Cristina, con lágrimas corriendo por sus mejillas, intentó levantarse, pero Raúl la mantuvo en su lugar, sujetándola del cabello. Mauricio, con una mezcla de miedo y excitación, se acercó, su miembro erecto y palpitante. Raúl guio a Mauricio, posicionándolo detrás de Cristina, quien, con un sollozo, se preparó para lo inevitable.

Mauricio, con torpeza, intentó penetrarla, pero Raúl, impaciente, lo ayudó, separando las nalgas de Cristina y guiando el miembro del muchacho hacia su entrada.

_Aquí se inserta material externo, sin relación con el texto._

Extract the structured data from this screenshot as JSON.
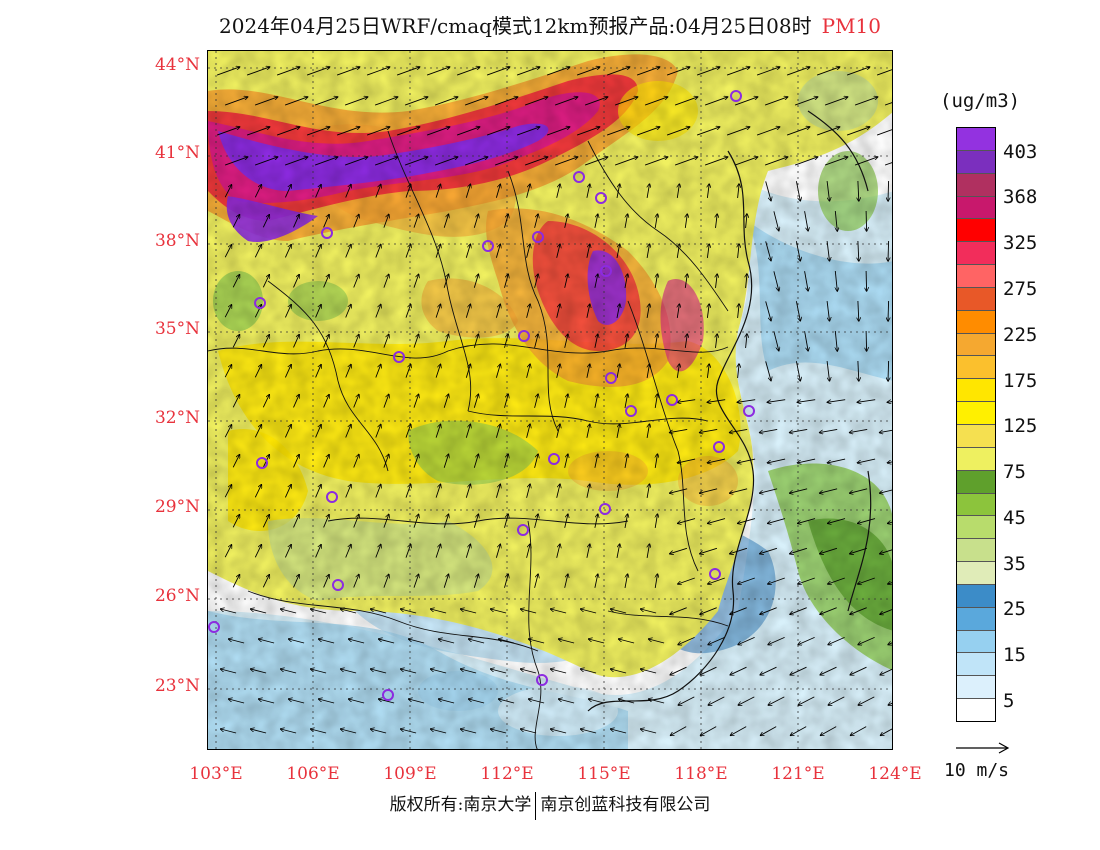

Cristina gritó de dolor y vergüenza mientras Mauricio, con movimientos bruscos, la penetraba.

Raúl, satisfecho, continuó guiando a Mauricio, dictando el ritmo y la intensidad. «Más fuerte, muchacho, no seas tímido», lo animaba, mientras Cristina, entre sollozos, soportaba cada embestida.

De repente, Raúl decidió que quería más. «Mauricio, cambia de lugar», ordenó, y el muchacho, obediente, se movió hacia la boca de Cristina. Raúl, con una sonrisa maliciosa, se posicionó detrás de ella, su miembro listo para tomar lo que quería.

«Te voy a dar por detrás, doña Cristina», dijo con voz ronca, mientras la penetraba con fuerza. Cristina gritó de dolor, pero Raúl no se detuvo. Embestía con furia, disfrutando del poder que tenía sobre ella.

Mauricio, con el miembro en la boca de Cristina, movía sus caderas con un ritmo desigual, mientras Raúl, detrás, la tomaba con brutalidad. Cristina, entre lágrimas y sollozos, soportaba la doble penetración, sintiendo cada empuje como una humillación.

Raúl, con una mano en la cintura de Cristina y la otra en el cabello de Mauricio, guiaba a ambos, disfrutando del control total. «Más rápido, muchacho, hazla gritar», ordenaba, y Mauricio, con una mezcla de vergüenza y excitación, obedecía.

El aire en la sala estaba cargado de gemidos, jadeos y sollozos. Raúl, con el pecho agitado, se acercaba al clímax, embistiendo con más fuerza. «Voy a venirme, doña Cristina», gruñó, y con un último empuje, se liberó dentro de ella.

Mauricio, siguiendo el ejemplo, también llegó al orgasmo, liberándose en la boca de Cristina, quien, con lágrimas en los ojos, tragó cada gota.

Raúl, satisfecho, se retiró, dejando a Cristina en el suelo, exhausta y humillada. Mauricio, aún temblando, se vistió rápidamente, sin atreverse a mirar a Cristina a los ojos.

Raúl, con una sonrisa triunfal, se abrochó el pantalón. «Buen trabajo, muchacho», dijo, palmeando a Mauricio en la espalda. «Y usted, doña Cristina, ha sido una buena inquilina. No lo olvide».